ツイキャスに残してくれた朗読の練習の履歴を寝る前に聞いているんだけどすぐ寝入ってしまうからなかなか通して聞けなくて、と以前LINEで話したあれは半分本当で少し嘘です。最初にツイキャス音源の存在に気付いたとき、『捜す人 津波原発事故に襲われた浜辺で』の朗読のうちひとつをぱっと再生して、少し聞いて、すぐに内容のつらさに参ってしまったから、これは昼間には聞けないと思ってそれで寝る前に聞くことにした。私が自分の弱さを嫌になるのはこういうときだ。だって否応なしにその現実にさらされているひとがいるのに私は逃げることができるから逃げるって、そんなのずるくないか。そう思うけど、昼間にはやっぱり聞けなくて、深夜に聞いている。


山脇さんの詩集読みたいです。送るよっていってくれたけど甘えていいのかな。逆に私も読み終わった川上弘美のなんかうねうねしてやばい小説を送りつけようかな。送料という概念ね。


そうそう、「伸ばされた手を掴むことより、手を伸ばすことのほうが難しいのかも」のくだりを考えるきっかけになったのは、『少女革命ウテナ』というアニメです。
というか先述の言い回しはあまり正確ではないな、と読み返して自分で驚いたのでより丁寧に言うと、「誰かを救うために手を伸ばすことより、救われるためにその手を掴むことのほうが難しいし、救いを求めて手を伸ばすのはもっと難しい」というのが、私の言いたいことだったように思う。まったく雑な言葉でごめんなさい。
つまり、救いを与える側と救いを求める側ならば、場合にもよるけど後者の方がより高い心理的ハードルを課せられているのではないか、ということ。私には、助けてほしいと手を伸ばすのが簡単な行為には思えなくて、それよりは助ける側に回る方がいくらか楽なんじゃないかなあ、と、そんなひねくれたことを考えていた。非対称性、優位性の問題かな。

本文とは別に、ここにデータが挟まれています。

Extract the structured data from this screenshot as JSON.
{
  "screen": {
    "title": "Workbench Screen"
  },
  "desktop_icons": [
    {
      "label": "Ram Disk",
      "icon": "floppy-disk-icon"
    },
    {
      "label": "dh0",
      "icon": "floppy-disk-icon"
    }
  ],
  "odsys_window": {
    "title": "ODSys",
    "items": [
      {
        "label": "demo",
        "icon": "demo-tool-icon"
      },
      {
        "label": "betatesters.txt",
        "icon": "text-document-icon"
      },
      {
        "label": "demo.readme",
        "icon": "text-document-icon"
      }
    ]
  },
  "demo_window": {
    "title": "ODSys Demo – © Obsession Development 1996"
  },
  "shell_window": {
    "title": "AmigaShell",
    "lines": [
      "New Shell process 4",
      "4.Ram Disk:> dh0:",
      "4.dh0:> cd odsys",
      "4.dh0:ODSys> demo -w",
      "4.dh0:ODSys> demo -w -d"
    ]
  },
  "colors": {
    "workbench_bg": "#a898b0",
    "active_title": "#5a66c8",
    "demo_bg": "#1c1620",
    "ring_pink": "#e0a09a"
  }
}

昨日LINEしていても思ったけど、自分を無意識にマイノリティ側に入れて考える癖のあることに自覚的にならないといけないな、という自戒とも通じるかもしれない。
私はある属性においてはマイノリティなのかもしれないが、別の属性ではマジョリティ側にいて、だからこそ、マイノリティの顔をした自分のふるまいが無意識的にマジョリティとしての暴力を帯びていないか、考えないといけないな、と。そしてマジョリティはすぐに弱者としてのマイノリティを「助ける」みたいに言いたがるけど、それってどうかな、助ける側に立ちたいからじゃないのかな、とか。
『こんな夜更けにバナナかよ』を読み返す時期なのかもしれない。


終わりに、私が語りたいだけの『少女革命ウテナ』の大好きなシーンの話を(未見の場合に備えネタバレを避けて)します。
ある人はいま、目の前にいる人からまっすぐに救いの手を伸ばされている。この手を取ってくれと懇願されている。だけどその人は、自分が手を取れば相手が取り返しのつかない犠牲を代償に払うことになると知っている。相手は己の身に降りかかる代償のことなど知らないがとにかく、自分の全てを捧げてでもその人のことを救いたいと一念に思っている。その思いも分かるからこそ、「あなたを犠牲にしてまで救われたくはない」「でもあなたが望むのは私がこの手を取ることだ」というジレンマから、その人はボロボロと玉のような涙を流す。この涙の描写がものすごく印象的で、これは相手が犠牲になることを利用してでも自分が救われることを選ばなければならないがゆえのつらさなのだと思った。救う方と救われる方ならどちらがつらいのか、なんてことを考えるようになったきっかけのシーンだ。大変抽象的なアニメであり、これもあくまで私の解釈ですが。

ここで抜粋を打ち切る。